[ClusterLabs Developers] OCF actions support

Wed Feb 12 18:09:00 EST 2020

On Wed, 12 Feb 2020 15:33:08 -0600
Ken Gaillot <kgaillot at redhat.com> wrote:

> On Wed, 2020-02-12 at 16:17 +0100, Jehan-Guillaume de Rorthais wrote:
> > Last mail for today :)
> > 
> > At least three actions exists in the OCF specs and are not fully
> > supported in
> > Pacemaker.
> > 
> > 1. recovery
> > 
> >   Today, Pacemaker replace this action with a stop/start or
> >   demote/stop/start/promote transition. I bet some RA (at least PAF)
> > would be
> >   able to deal with a recovery themselves faster in one action than
> > with 2 or 4
> >   actions (without counting notify).  
> 
> In principle it should be possible to support "recover" when the stop
> and start are scheduled on the same node. It would be similar to how
> pacemaker currently changes stop+start to live migration only when
> certain conditions are met.

Sounds good!
In fact, that's how we detect recovery during notify actions in PAF, if the
resource is stopped and started in the same transition.
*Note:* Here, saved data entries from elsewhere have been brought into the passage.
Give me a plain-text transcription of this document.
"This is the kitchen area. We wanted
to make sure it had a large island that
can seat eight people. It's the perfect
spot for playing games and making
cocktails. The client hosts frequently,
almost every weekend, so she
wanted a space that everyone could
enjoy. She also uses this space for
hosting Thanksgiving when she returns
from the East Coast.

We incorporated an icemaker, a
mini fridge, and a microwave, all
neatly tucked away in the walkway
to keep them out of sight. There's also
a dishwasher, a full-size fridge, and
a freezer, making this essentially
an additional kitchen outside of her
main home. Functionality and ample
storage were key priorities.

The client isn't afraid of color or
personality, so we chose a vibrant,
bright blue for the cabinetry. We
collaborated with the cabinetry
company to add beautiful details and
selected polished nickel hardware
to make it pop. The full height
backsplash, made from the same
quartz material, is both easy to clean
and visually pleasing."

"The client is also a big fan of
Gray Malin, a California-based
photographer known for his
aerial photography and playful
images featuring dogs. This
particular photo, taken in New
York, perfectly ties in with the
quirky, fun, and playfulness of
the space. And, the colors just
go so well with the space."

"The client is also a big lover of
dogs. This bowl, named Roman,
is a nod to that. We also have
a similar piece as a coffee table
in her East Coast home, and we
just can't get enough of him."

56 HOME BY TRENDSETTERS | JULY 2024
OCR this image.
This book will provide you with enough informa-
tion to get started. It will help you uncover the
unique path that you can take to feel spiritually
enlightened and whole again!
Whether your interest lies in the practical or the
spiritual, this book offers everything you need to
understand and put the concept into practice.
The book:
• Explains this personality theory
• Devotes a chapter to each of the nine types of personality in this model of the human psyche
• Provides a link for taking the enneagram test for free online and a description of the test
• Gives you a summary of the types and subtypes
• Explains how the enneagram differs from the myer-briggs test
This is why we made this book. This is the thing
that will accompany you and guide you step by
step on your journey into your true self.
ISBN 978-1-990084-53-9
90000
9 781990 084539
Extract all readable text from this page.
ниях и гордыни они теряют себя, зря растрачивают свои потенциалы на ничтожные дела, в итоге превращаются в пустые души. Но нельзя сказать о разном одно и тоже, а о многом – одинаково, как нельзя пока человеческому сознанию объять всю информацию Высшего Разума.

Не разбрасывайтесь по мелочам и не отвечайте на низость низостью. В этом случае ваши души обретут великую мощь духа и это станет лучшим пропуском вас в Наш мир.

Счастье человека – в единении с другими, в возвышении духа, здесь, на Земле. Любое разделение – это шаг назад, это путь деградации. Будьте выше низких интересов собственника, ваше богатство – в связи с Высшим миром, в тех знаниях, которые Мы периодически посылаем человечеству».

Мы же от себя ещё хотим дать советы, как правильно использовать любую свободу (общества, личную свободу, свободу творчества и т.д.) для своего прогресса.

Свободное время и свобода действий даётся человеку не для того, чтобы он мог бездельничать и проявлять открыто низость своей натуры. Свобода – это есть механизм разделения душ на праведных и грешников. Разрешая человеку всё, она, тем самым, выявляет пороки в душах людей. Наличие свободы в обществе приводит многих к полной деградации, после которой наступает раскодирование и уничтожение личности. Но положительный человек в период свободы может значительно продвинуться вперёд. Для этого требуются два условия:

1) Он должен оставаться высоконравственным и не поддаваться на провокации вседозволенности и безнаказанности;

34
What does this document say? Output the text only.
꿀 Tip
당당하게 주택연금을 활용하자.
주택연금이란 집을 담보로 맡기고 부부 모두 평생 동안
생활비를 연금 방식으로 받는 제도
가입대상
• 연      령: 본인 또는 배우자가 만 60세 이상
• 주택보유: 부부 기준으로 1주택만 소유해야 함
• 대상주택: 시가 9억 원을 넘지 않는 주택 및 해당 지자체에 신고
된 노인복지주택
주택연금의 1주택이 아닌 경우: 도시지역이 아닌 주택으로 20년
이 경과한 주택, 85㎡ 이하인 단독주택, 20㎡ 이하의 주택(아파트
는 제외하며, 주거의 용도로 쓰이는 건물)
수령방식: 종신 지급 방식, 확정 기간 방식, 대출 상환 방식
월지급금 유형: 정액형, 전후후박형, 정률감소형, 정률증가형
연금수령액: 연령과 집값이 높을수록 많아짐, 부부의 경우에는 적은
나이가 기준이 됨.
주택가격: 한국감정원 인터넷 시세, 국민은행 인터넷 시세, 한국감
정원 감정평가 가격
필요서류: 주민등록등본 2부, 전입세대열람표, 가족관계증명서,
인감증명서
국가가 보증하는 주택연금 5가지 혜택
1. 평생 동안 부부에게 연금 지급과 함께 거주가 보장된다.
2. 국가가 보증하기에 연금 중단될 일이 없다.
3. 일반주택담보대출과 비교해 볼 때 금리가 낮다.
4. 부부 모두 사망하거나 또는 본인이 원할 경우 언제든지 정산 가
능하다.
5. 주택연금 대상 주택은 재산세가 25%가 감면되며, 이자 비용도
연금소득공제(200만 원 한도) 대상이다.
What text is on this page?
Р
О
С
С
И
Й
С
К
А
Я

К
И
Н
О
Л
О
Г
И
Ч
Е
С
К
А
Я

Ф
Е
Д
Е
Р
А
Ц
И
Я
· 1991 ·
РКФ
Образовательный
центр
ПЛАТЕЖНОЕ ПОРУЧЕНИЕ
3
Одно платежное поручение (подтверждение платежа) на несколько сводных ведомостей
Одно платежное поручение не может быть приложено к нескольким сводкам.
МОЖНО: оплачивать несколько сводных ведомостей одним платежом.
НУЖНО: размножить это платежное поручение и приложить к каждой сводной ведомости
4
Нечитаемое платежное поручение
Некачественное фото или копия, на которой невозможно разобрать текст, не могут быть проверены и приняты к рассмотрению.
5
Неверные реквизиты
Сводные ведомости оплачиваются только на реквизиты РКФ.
> One question would be how to handle "recover" failures. My first
> instinct is that if recover fails, the cluster should switch to
> stop+start, similar to a failed live migration. An alternative would be
> to retry the recover action up to the migration-threshold then switch
> to stop+start.

If live migration already behave like that, then the first instinct seems more
coherent. But I have no strong opinion.

> > 2. migration-to and migration-from
> > 
> >   These two actions are only available for non-clone resource today.
> > 
> >   I would really appreciate having them for multi-state resources.
> > Think
> >   switchover roles between primary and secondaries.  
> 
> I don't follow how using that to switch roles would be different from
> demote/promote with notifications.

When switching over roles between a primary and a secondary, there might have
some additional steps the resource need to handle.

Today, PAF handle this during notify actions. But:

1. we need to detect switchover by ourselves
2. as you know, notify action return code is ignored. Should the switchover
fail, we have to set a flag so the next action fails.

This makes a lot of code not really welcomed in a RA :)

> > How hard would it be to add these actions? Is it something that could  
> 
> Most changes in pacemaker are big projects; these certainly would be.
> Anything that touches the scheduler tends to involve a lot of work.
> There are 35K lines of scheduler-related code and it's difficult to
> predict how a change in one part affects another.

OK.

Thankfully, there's regression test to at least test known behaviors.